Yes, however some people hoping to get pregnant will need help pre-conception with lifestyle changes like treating diabetes or reducing their weight. Then there are multiple treatment options from ovulation induction (medication to regulate the release of eggs) to IVF.
Interestingly once pregnant, women with PCOS are at an increased risk of gestational diabetes and pre-eclampsia, so be sure to keep monitoring that with your doctor.
Does PCOS affect your skin?
Acne is a real concern for many women with PCOS. As described above, the complex interplay of endocrine control means the androgen levels predispose women to skin breakouts.
Here are some ways you can talk to your doctor about to help reduce acne caused by PCOS:
- Diabetes medication like metformin
- Changing your diet
- Increasing exercise to regulate insulin levels
- Using birth control
Can PCOS make you feel depressed or affect your mood?
Mood symptoms have been recognised as a concern for many women with PCOS. There is a particularly high prevalence of moderate to severe depression and anxiety disorders.
The cause of mood disturbances is thought to be associated with the pro-inflammatory state, insulin resistance, and elevated cortisol levels. There is also the consideration of body image around higher BMI, acne and hair growth that can cause some women psychological discomfort.
Are there any other important considerations with PCOS?
There are a few other things to think about when you have PCOS. One complication can be a higher risk of endometrial hyperplasia and cancer, especially if you also have a higher BMI.
The overall risk remains low, so routine screening is not recommended but it's important to keep in mind, so you can consider preventative management like cycle regulation and progesterone therapy.

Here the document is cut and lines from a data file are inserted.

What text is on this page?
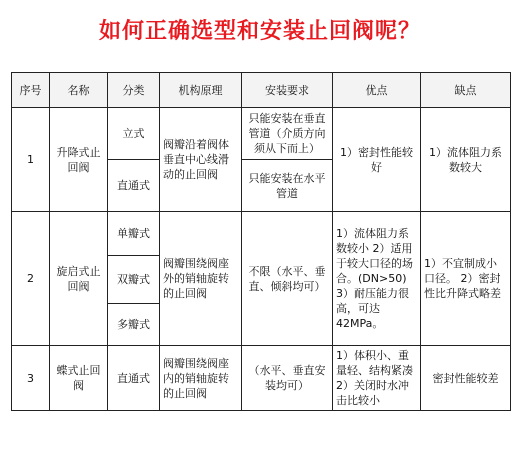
如何正确选型和安装止回阀呢？
序号	名称	分类	机构原理	安装要求	优点	缺点
1	升降式止回阀	立式	阀瓣沿着阀体垂直中心线滑动的止回阀	只能安装在垂直管道（介质方向须从下而上）	1）密封性能较好	1）流体阻力系数较大
		直通式		只能安装在水平管道		
2	旋启式止回阀	单瓣式	阀瓣围绕阀座外的销轴旋转的止回阀	不限（水平、垂直、倾斜均可）	1）流体阻力系数较小 2）适用于较大口径的场合。(DN>50) 3）耐压能力很高，可达42MPa。	1）不宜制成小口径。 2）密封性比升降式略差
		双瓣式				
		多瓣式				
3	蝶式止回阀	直通式	阀瓣围绕阀座内的销轴旋转的止回阀	（水平、垂直安装均可）	1）体积小、重量轻、结构紧凑 2）关闭时水冲击比较小	密封性能较差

Interestingly, people with PCOS have higher rates of obstructive sleep apnoea compared to those without, independent of their BMI. All PCOS-sufferers need to be assessed for cardiovascular disease too as there has been an association with an increased risk for women with PCOS of hypertension, heart disease and stroke.
Now, I know this all sounds a little intense.

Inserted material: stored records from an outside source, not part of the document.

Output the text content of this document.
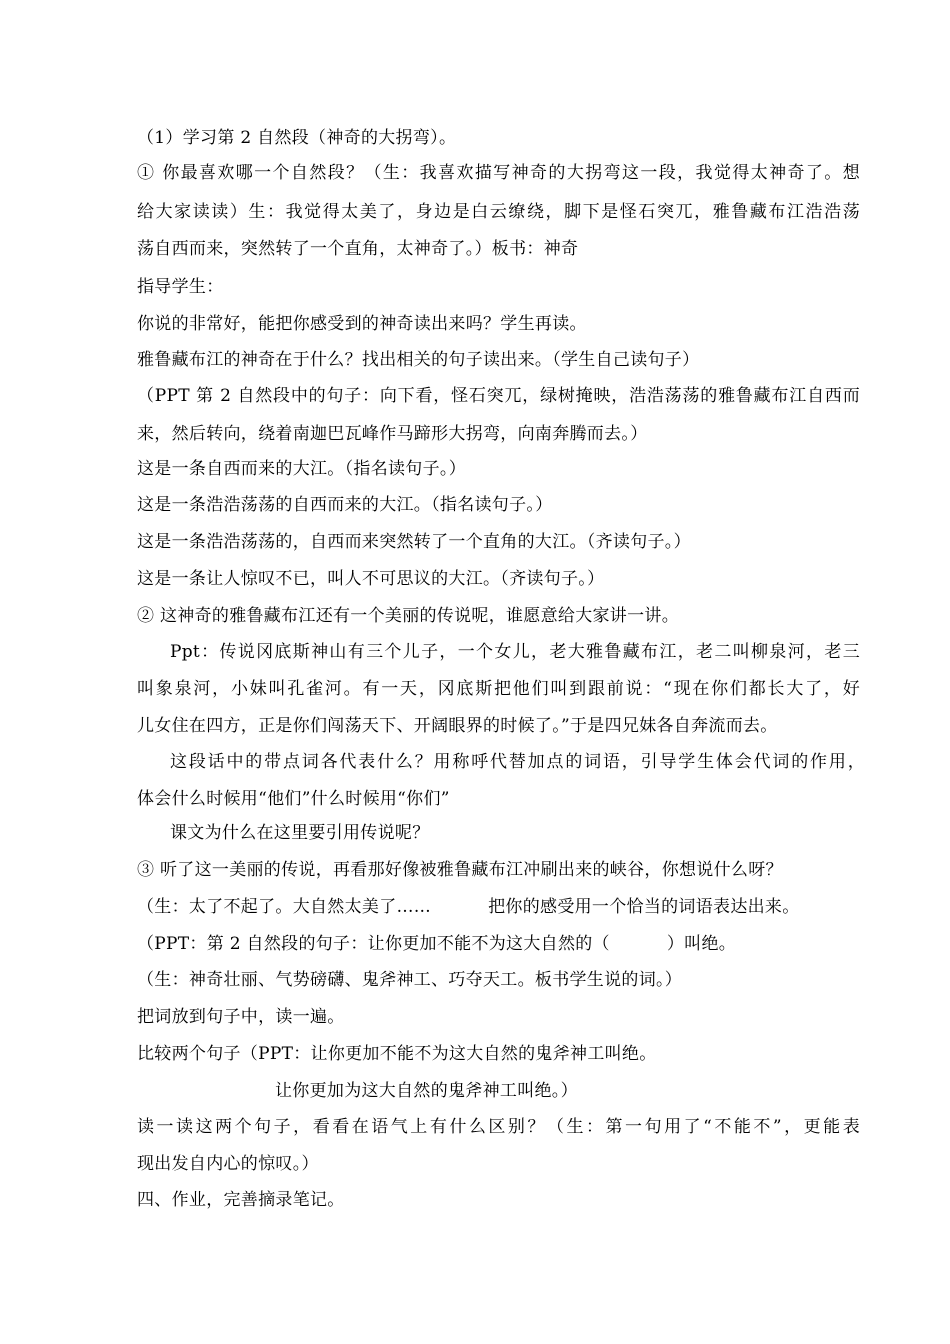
（1）学习第 2 自然段（神奇的大拐弯）。
① 你最喜欢哪一个自然段？（生：我喜欢描写神奇的大拐弯这一段，我觉得太神奇了。想
给大家读读）生：我觉得太美了，身边是白云缭绕，脚下是怪石突兀，雅鲁藏布江浩浩荡
荡自西而来，突然转了一个直角，太神奇了。）板书：神奇
指导学生：
你说的非常好，能把你感受到的神奇读出来吗？学生再读。
雅鲁藏布江的神奇在于什么？找出相关的句子读出来。（学生自己读句子）
（PPT 第 2 自然段中的句子：向下看，怪石突兀，绿树掩映，浩浩荡荡的雅鲁藏布江自西而
来，然后转向，绕着南迦巴瓦峰作马蹄形大拐弯，向南奔腾而去。）
这是一条自西而来的大江。（指名读句子。）
这是一条浩浩荡荡的自西而来的大江。（指名读句子。）
这是一条浩浩荡荡的，自西而来突然转了一个直角的大江。（齐读句子。）
这是一条让人惊叹不已，叫人不可思议的大江。（齐读句子。）
② 这神奇的雅鲁藏布江还有一个美丽的传说呢，谁愿意给大家讲一讲。
Ppt：传说冈底斯神山有三个儿子，一个女儿，老大雅鲁藏布江，老二叫柳泉河，老三
叫象泉河，小妹叫孔雀河。有一天，冈底斯把他们叫到跟前说：“现在你们都长大了，好
儿女住在四方，正是你们闯荡天下、开阔眼界的时候了。”于是四兄妹各自奔流而去。
这段话中的带点词各代表什么？用称呼代替加点的词语，引导学生体会代词的作用，
体会什么时候用“他们”什么时候用“你们”
课文为什么在这里要引用传说呢？
③ 听了这一美丽的传说，再看那好像被雅鲁藏布江冲刷出来的峡谷，你想说什么呀？
（生：太了不起了。大自然太美了……          把你的感受用一个恰当的词语表达出来。
（PPT：第 2 自然段的句子：让你更加不能不为这大自然的（          ）叫绝。
（生：神奇壮丽、气势磅礴、鬼斧神工、巧夺天工。板书学生说的词。）
把词放到句子中，读一遍。
比较两个句子（PPT：让你更加不能不为这大自然的鬼斧神工叫绝。
让你更加为这大自然的鬼斧神工叫绝。）
读一读这两个句子，看看在语气上有什么区别？（生：第一句用了“不能不”，更能表
现出发自内心的惊叹。）
四、作业，完善摘录笔记。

The key message here is that PCOS is more than just irregular periods and infertility. Awareness is key and many of these things are preventable, when you’re armed with the right advice.
- Teede HJ, Tay CT, Laven JJE, Dokras A, Moran LJ, Piltonen TT, Costello MF, Boivin J, Redman LM, Boyle JA, Norman RJ, Mousa A, Joham AE; International PCOS Network. Recommendations From the 2023 International Evidence-based Guideline for the Assessment and Management of Polycystic Ovary Syndrome. J Clin Endocrinol Metab. 2023 Aug 15:dgad463. doi: 10.1210/clinem/dgad463. Epub ahead of print. PMID: 37580314.
- Sadeeqa S, Mustafa T, Latif S. Polycystic Ovarian Syndrome-Related Depression in Adolescent Girls: A Review. J Pharm Bioallied Sci. 2018 Apr-Jun;10(2):55-59. doi: 10.4103/JPBS.JPBS_1_18. PMID: 29962792; PMCID: PMC5998697.